O governo inglês cria um fundo de apoio à produção cinematográfica, mas sem grande sucesso.

Até à morte de Joseph Stalin, em 1953, a produção russa é dominada por filmes anti-ocidente.

Muito embora um alto imposto sobre o entretenimento que limita a produção cinematográfica, a Suécia distingue-se durante a década através de dramas domésticos realizados, entre outros, por Ingmar Bergman.

1951

O Comité de Investigação de Actividades Anti-Americanas continua as suas investigações contra alegados comunistas, usufruindo das denúncias de membros da comunidade cinematográfica sobre colegas.

Deixa de ser utilizada película à base de nitrato de celulose, uma vez que a sua instabilidade provocou a destruição de metade dos filmes produzidos nos EUA.

O Código de Produção, que rege a produção dos estúdios de Hollywood, passa a incluir as drogas e o aborto como temas proibidos.

Louis B. Mayer demite-se da chefia da Metro-Goldwyn-Mayer.

Marilyn Monroe assina um contracto de longa duração com a 20th Century Fox.

Maurice Chevalier é proibido de entrar nos EUA devido a um suposto apoio a grupos comunistas.

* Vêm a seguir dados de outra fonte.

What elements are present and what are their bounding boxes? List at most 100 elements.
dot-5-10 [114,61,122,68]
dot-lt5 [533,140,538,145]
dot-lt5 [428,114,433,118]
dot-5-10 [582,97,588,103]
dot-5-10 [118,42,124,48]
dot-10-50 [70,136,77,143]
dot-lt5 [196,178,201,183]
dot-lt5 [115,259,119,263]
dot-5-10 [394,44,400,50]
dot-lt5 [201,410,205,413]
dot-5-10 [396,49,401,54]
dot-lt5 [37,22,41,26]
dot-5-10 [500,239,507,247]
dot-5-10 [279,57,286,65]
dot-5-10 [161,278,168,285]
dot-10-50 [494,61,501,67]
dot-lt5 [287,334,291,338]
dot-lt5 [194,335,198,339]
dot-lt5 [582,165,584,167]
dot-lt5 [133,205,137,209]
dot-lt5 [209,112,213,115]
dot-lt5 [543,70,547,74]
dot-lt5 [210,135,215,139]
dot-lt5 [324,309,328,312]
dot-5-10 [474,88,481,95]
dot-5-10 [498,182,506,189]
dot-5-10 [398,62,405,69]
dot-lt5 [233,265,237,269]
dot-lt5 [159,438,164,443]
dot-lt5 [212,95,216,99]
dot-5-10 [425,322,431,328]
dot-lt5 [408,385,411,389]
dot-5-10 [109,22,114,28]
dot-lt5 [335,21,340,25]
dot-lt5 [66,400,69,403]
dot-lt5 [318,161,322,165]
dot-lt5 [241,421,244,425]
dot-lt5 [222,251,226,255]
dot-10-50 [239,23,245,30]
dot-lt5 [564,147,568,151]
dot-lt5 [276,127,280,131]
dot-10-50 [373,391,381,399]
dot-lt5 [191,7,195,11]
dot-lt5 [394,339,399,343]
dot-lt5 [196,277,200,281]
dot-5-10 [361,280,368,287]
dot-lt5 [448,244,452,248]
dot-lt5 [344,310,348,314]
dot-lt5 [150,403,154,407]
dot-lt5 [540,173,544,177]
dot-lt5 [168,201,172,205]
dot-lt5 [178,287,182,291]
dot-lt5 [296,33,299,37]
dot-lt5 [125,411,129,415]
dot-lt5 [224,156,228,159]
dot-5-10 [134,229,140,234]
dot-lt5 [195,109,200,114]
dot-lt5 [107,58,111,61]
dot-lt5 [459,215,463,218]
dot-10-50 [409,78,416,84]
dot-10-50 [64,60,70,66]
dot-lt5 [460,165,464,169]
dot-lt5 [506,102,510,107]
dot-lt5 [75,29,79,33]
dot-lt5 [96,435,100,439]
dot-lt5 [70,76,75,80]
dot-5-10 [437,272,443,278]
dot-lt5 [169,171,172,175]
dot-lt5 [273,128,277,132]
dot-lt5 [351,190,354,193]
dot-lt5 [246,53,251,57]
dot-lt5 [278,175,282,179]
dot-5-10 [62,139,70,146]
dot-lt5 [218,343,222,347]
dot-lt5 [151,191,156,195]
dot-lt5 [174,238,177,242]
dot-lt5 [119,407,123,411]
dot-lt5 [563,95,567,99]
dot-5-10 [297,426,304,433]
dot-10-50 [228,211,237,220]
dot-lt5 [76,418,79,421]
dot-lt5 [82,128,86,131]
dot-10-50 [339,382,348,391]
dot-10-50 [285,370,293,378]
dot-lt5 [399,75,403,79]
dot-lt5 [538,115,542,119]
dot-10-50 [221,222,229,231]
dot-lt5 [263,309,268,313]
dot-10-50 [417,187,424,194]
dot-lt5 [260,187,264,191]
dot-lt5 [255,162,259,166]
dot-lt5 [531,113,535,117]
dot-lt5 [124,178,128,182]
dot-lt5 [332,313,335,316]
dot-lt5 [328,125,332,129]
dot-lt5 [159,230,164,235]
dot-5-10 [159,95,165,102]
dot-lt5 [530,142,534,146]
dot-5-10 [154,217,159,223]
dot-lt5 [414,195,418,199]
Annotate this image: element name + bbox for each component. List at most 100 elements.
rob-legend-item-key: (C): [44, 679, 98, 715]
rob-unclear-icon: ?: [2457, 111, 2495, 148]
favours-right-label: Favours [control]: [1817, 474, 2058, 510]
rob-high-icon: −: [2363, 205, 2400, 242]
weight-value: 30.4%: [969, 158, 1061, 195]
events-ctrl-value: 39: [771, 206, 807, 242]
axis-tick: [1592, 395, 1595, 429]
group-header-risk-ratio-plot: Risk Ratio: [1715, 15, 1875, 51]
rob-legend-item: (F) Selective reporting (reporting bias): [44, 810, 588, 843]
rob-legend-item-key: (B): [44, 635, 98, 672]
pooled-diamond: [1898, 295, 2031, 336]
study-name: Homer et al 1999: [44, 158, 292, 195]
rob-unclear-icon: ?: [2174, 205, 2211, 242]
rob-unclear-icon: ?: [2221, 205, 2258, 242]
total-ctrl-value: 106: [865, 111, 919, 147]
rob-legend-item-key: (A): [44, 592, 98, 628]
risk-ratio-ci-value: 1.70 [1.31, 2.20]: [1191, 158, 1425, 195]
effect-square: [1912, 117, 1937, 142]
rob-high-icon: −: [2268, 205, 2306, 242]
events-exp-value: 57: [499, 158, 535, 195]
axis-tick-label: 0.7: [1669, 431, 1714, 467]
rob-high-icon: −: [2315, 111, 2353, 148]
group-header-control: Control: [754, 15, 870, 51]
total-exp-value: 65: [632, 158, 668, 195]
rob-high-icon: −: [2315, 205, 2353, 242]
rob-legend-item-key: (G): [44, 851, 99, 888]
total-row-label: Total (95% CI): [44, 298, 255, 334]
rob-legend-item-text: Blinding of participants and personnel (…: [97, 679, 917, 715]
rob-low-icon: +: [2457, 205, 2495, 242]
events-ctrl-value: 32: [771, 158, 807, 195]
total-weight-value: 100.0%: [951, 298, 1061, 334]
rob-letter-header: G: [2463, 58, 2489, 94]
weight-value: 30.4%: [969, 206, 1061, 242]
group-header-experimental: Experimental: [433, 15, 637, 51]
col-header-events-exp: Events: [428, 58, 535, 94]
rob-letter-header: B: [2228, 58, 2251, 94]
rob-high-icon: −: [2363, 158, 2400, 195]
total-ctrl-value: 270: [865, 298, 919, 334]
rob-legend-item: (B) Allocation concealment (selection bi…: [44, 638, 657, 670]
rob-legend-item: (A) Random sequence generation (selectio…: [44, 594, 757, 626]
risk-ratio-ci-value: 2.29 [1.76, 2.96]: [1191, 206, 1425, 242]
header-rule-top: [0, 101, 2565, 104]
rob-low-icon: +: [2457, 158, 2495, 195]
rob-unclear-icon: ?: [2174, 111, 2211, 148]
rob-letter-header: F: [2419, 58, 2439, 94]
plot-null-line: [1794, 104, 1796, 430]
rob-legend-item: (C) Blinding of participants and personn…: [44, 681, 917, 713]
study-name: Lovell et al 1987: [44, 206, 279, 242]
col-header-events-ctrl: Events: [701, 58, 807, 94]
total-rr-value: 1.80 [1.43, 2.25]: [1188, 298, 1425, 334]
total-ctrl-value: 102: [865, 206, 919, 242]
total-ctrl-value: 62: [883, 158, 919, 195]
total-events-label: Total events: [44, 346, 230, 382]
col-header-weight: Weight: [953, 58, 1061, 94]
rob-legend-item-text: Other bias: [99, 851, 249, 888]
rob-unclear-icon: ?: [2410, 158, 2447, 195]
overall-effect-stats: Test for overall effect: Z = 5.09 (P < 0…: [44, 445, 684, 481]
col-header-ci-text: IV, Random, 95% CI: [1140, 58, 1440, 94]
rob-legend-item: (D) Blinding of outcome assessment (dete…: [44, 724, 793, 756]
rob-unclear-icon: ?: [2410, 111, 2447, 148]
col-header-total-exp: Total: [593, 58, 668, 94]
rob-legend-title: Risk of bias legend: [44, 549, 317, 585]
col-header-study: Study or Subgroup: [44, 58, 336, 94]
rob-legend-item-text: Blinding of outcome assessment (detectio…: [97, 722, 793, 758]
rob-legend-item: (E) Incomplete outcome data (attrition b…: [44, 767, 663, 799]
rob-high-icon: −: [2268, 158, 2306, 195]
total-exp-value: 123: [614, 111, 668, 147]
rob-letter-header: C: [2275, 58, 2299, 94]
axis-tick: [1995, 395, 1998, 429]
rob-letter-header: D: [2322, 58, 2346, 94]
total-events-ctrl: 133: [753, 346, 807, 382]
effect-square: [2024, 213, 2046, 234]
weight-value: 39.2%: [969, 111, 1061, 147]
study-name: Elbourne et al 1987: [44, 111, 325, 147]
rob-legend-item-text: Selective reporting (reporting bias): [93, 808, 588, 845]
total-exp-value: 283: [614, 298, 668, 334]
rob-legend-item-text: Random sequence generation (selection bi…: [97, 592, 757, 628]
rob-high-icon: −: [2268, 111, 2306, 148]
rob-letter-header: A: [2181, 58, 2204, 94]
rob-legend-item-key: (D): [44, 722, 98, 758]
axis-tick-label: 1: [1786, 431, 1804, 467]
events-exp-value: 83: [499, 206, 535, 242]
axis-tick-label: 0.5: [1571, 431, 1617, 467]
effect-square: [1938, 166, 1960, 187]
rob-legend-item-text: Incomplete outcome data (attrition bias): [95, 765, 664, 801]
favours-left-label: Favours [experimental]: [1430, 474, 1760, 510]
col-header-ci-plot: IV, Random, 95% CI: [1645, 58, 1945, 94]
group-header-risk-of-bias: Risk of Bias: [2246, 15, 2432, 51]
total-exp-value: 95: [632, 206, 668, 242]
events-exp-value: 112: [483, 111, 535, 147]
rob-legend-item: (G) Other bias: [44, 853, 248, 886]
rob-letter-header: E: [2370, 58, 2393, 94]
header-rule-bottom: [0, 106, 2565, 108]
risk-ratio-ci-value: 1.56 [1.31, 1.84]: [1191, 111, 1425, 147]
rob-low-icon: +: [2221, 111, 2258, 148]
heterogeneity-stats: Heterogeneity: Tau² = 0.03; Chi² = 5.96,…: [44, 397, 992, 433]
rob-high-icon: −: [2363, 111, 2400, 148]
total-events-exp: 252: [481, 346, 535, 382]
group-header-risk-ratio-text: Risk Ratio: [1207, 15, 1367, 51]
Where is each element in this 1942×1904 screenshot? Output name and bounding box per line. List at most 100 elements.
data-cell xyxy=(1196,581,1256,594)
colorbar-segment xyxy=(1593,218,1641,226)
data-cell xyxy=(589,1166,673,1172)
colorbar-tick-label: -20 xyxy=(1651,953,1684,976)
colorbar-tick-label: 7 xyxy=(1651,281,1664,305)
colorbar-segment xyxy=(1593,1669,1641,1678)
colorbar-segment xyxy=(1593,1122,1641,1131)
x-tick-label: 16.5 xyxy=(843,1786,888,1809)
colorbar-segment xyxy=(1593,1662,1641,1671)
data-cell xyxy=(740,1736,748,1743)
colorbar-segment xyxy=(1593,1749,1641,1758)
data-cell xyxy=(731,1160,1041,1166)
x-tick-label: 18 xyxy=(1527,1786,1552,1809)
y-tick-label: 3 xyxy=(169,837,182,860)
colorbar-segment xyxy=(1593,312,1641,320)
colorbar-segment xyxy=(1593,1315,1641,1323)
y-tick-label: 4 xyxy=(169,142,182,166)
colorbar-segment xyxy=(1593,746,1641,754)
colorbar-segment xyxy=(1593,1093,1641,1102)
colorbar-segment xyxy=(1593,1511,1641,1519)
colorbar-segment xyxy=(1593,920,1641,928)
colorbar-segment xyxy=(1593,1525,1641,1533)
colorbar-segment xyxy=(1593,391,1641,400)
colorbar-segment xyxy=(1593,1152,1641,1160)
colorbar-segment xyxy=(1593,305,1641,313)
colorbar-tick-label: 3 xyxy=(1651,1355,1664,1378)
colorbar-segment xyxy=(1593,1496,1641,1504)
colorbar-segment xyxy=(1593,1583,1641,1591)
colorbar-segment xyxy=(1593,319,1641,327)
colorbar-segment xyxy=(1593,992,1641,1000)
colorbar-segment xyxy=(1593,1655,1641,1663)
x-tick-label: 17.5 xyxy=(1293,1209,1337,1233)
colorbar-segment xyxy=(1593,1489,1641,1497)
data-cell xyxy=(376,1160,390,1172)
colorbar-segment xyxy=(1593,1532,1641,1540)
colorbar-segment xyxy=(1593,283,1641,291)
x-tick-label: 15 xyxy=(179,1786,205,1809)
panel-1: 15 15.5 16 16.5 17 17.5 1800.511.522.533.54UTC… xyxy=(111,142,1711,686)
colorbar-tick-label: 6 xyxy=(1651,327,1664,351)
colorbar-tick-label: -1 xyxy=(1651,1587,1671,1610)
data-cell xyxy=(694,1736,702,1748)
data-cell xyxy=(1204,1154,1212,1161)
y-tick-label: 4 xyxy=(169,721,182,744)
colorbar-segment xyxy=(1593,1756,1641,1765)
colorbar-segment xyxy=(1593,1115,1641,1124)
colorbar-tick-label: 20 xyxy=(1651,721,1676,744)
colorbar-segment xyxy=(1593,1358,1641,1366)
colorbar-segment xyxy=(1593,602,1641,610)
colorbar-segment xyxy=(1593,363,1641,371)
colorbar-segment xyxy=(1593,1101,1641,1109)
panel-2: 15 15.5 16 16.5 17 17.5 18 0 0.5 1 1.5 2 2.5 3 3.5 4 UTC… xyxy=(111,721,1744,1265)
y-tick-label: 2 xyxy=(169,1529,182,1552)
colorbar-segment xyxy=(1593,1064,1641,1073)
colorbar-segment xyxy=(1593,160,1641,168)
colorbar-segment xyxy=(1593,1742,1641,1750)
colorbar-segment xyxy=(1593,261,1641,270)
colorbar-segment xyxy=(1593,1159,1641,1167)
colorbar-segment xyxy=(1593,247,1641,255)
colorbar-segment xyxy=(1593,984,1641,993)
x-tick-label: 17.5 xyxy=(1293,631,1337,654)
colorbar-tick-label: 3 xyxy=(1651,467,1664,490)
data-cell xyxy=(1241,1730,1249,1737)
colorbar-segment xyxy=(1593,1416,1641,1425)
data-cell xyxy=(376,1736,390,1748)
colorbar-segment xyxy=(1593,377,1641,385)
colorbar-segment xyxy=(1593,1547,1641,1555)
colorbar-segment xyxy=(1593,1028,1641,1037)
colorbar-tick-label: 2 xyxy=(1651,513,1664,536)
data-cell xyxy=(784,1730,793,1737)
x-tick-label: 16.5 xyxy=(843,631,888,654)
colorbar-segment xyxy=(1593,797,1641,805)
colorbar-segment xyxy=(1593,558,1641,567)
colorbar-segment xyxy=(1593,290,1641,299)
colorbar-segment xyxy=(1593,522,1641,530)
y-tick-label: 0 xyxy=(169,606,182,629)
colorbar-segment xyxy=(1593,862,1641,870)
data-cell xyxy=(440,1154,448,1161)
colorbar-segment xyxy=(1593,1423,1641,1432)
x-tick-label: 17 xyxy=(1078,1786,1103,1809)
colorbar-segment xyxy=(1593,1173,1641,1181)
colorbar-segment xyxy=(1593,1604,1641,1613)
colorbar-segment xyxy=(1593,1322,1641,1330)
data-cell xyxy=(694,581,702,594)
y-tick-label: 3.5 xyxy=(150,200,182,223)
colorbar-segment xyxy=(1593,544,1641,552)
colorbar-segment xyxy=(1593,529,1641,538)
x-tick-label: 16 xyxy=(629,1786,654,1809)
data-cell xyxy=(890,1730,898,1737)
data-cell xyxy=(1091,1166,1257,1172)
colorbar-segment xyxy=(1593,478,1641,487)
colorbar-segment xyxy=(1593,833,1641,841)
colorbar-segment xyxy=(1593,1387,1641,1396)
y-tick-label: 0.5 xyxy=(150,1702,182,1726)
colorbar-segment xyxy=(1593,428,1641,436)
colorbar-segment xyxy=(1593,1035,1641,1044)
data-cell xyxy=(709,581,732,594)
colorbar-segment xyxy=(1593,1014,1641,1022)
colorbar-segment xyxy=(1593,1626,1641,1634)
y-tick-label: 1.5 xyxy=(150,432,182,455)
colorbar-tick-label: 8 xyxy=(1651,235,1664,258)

É testada, em Chicago, uma versão de televisão paga, cujos clientes tinham direito a ver filmes novos.

A Columbia Pictures cria a Screen Gems para produzir programas de televisão.

Os jornalistas André Bazin e Jacques Doniol-Valcroze criam, em França, a revista Cahiers du Cinéma.

Rashmon ganha o principal prémio do Festival de Veneza e relança a industria cinematográfica japonesa.

1952

Nos EUA, o número de espectadores atinge o valor mínimo de 51 milhões contra os 90 milhões em 1948.

Os estúdios americanos tentam combater a ameaça da televisão com "truques tecnológicos" como os filmes a três dimensões e o processo de ecrã de grande formato. Bwana Devil foi o primeiro filme em 3D e necessitava de óculos especiais para ser apreciado; This is Cinerama foi o primeiro filme a utilizar a nova tecnologia desenvolvida pela Paramount Pictures, tendo arrecadado 32 milhões de dólares aquando da sua (limitada) estreia.

A Warner Bros. e a 20th Century Fox abandonam a produção de filmes B.

Nas audiências do Comité de Investigação de Actividade Anti-Americanas, o realizador Elian Kazan revela que ele e o escritor Clifford Odets são comunistas.

A popularidade de Marilyn Monroe aumenta após aparecer nua num calendário e de ser tema de capa da revista "Life".

James Stewart é um dos primeiros actores a receber parte dos lucros de um filme.

No Canada, a região do Quebec é a única com produção cinematográfica consistente durante a década.

A vida contemporânea e problemas pessoais são temáticas recorrentes na produção cinematográfica da Alemanha do Leste desde o início da década.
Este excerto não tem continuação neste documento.